Country Kids Can Do Anything
Photo courtesy of Sandy Scheibe
There’s a new sitcom starting this week on ABC. It’s called Bless This Mess, and it’s about a New York City couple who move to a Nebraska farm, where they learn that the simple life isn’t as simple as they thought.
Someone at Twitter really wants me to watch Bless This Mess, because they keep pushing it onto my timeline. The previews remind me of the reality show a few years ago when Paris Hilton and Lionel Ritchie’s daughter moved to the country. It was called The Simple Life, and it garnered decent ratings for a year or two, until its self-absorbed big-city stars got into trouble. From time to time I caught a few minutes of it. The name alone made me smile – The Simple Life, like living in Hollywood or New York City is so stressful that people need to escape to something easier.
What makes them think that country living is so easy? Or simple?
And why are these shows comedies? The stars always seem to be running from cows, crashing tractors, or napping in poison ivy.
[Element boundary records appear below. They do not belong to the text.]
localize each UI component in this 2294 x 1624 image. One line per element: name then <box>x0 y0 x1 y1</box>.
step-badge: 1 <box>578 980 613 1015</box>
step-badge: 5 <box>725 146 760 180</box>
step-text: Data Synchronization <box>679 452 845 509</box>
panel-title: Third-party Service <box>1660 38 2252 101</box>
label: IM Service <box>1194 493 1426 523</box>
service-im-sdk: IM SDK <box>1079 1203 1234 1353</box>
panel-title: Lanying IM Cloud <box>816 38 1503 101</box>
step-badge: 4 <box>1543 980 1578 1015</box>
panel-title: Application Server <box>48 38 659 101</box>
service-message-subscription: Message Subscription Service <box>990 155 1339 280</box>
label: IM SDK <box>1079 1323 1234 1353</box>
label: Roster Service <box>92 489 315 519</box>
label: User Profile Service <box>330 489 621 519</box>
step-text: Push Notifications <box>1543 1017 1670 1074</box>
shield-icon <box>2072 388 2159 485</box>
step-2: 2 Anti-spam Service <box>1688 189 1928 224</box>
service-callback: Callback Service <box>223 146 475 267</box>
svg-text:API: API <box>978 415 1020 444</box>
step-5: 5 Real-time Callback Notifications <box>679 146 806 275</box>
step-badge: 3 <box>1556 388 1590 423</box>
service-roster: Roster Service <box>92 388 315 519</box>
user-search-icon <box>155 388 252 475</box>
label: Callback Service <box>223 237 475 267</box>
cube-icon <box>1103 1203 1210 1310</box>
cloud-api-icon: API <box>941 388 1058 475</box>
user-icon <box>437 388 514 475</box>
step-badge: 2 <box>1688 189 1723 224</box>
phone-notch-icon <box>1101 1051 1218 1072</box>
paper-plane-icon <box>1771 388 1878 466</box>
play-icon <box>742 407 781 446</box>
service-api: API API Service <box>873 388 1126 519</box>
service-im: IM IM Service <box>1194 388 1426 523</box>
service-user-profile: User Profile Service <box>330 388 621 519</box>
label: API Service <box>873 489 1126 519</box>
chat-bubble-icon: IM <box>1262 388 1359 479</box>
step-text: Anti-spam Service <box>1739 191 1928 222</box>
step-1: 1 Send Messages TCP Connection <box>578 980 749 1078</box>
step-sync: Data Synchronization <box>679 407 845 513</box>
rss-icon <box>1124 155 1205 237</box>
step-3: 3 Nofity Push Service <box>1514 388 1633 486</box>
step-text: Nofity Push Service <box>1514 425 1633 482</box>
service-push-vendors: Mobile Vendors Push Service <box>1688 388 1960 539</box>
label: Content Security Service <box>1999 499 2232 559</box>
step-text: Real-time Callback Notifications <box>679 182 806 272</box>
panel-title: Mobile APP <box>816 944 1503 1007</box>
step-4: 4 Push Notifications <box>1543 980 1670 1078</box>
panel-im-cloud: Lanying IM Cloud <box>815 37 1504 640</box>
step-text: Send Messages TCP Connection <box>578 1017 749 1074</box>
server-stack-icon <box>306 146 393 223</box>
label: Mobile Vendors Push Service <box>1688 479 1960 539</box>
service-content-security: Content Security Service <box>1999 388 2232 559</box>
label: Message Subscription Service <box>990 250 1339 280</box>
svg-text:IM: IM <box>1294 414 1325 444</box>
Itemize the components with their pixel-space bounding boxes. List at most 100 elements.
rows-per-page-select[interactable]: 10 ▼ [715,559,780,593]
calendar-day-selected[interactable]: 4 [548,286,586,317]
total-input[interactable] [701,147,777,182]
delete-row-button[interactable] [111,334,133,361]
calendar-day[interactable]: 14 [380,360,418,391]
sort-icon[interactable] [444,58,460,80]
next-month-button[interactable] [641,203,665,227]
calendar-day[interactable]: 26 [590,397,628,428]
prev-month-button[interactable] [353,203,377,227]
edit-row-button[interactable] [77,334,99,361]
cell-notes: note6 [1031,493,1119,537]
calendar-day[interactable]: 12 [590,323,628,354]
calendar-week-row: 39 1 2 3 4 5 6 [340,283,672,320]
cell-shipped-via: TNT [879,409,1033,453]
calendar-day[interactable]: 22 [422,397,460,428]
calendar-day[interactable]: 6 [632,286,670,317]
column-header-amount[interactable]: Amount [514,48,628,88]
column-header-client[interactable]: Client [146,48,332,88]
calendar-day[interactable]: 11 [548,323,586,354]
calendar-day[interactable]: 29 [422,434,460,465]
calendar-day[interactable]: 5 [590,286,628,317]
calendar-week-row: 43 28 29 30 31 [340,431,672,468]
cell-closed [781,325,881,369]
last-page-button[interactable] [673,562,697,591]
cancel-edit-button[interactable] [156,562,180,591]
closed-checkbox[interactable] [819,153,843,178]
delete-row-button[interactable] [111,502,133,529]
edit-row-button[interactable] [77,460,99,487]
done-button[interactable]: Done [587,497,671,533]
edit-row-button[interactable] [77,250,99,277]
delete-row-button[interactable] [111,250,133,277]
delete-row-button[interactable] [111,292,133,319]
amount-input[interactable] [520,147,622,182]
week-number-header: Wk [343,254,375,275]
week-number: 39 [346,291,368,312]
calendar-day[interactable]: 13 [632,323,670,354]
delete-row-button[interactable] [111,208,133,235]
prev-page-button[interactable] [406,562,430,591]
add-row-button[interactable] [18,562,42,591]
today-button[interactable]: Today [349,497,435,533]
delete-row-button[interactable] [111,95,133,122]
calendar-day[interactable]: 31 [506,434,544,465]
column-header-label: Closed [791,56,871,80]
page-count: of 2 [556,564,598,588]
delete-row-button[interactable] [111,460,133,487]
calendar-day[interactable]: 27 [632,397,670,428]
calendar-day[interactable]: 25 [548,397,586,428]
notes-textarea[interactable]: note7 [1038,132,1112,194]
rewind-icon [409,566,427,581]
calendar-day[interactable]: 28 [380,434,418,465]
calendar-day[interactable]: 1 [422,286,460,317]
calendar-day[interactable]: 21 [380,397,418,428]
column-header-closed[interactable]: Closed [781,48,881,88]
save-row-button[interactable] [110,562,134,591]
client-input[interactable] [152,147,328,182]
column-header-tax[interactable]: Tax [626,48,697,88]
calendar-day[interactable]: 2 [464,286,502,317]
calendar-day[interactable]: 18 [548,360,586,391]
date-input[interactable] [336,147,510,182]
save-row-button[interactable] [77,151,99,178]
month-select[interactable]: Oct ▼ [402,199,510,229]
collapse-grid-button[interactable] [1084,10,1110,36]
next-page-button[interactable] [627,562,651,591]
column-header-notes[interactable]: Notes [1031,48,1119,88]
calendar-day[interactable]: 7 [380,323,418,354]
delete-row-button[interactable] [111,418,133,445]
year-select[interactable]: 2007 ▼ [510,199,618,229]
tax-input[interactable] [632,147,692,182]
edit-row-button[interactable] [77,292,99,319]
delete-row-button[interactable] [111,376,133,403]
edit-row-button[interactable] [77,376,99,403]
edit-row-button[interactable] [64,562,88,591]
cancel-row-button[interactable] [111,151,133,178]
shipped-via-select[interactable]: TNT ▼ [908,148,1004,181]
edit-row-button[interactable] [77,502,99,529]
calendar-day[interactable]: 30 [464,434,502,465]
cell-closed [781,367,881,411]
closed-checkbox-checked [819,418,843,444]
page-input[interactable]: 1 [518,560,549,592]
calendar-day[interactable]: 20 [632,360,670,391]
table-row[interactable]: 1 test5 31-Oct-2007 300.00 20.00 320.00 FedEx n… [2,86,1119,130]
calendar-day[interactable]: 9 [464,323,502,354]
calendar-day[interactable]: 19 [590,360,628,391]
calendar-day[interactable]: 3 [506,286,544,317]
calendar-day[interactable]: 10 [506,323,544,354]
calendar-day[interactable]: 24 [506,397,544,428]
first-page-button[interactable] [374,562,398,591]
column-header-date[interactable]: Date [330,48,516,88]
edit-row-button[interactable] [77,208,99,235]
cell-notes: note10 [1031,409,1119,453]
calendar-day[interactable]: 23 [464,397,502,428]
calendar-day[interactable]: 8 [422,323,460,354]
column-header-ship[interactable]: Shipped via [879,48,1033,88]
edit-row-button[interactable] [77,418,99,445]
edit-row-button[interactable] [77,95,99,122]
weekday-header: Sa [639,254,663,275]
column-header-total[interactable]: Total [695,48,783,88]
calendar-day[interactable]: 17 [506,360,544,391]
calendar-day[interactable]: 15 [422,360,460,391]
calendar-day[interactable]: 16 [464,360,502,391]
I’m not going to lie. If you malign farmers, farm life, agriculture, or country living, you’ll get an argument from me. If you’ve spent your entire life in the city or suburbs, the argument will intensify, because you have no idea what you’re talking about. I grew up in the country. Our dog, Patches, could nap on the side of the road and not worry about being struck by a car. Few vehicles came by, and the ones that did knew Patches would be there. See that picture at the top? That’s my hometown, Galestown, Maryland around 1971. Those kids are eating watermelon in the middle of the road. And the dog in back? That’s Patches.
But the most important thing to remember about country kids?
They can do anything.
Some city folk assume that country kids grow up to become farmers. Many do, fortunately, but they also become doctors, mechanics, and accountants; butchers, bakers, and candlestick makers; preachers, teachers, and United States Presidents; homemakers, homebuilders, architects, sales executives, body shop owners and New York City makeup artists. They drive trucks and race cars, and become judges and lawyers. They find success at home and, in a turn of events that would surprise Paris Hilton, they often prosper in the city. And because they are country kids, they rarely become lazy, entitled, or complacent. Or too big for their britches. They’re willing to work their way up the ladder of success without knocking others off in the process. If they fall, they get up and try again. No finger-pointing or blaming others. That doesn’t work in the country and it doesn’t work in life.
See, you can take the kid out of the country, but you won’t take the country out of the kid. They figure out those huge corporations and start to climb, or they take over multi-million dollar businesses known as family farms. Maybe they’re not as poised as their suburban peers, at least at first, but what they lack in polish, they make up for with determination.
So, enjoy Bless This Mess or The Simple Life. Laugh at the portrayals of big-city folks down on the farm. And remember, it’s only TV – thirty minutes of fun.
And also remember that during those thirty minutes some country kid is a step closer to achieving their dream. Because country kids can do anything.
janet petty kohler
4/18/2019 08:20:46 pm
Paul, I have always claimed that you can take the girl out of the blue collar yet you can't take the blue collar out of the girl. I am one of those. I grew up blue collar and learned how that world operated. Then I moved on to more of a white collar existence yet I still hold dear some of those blue collar traits.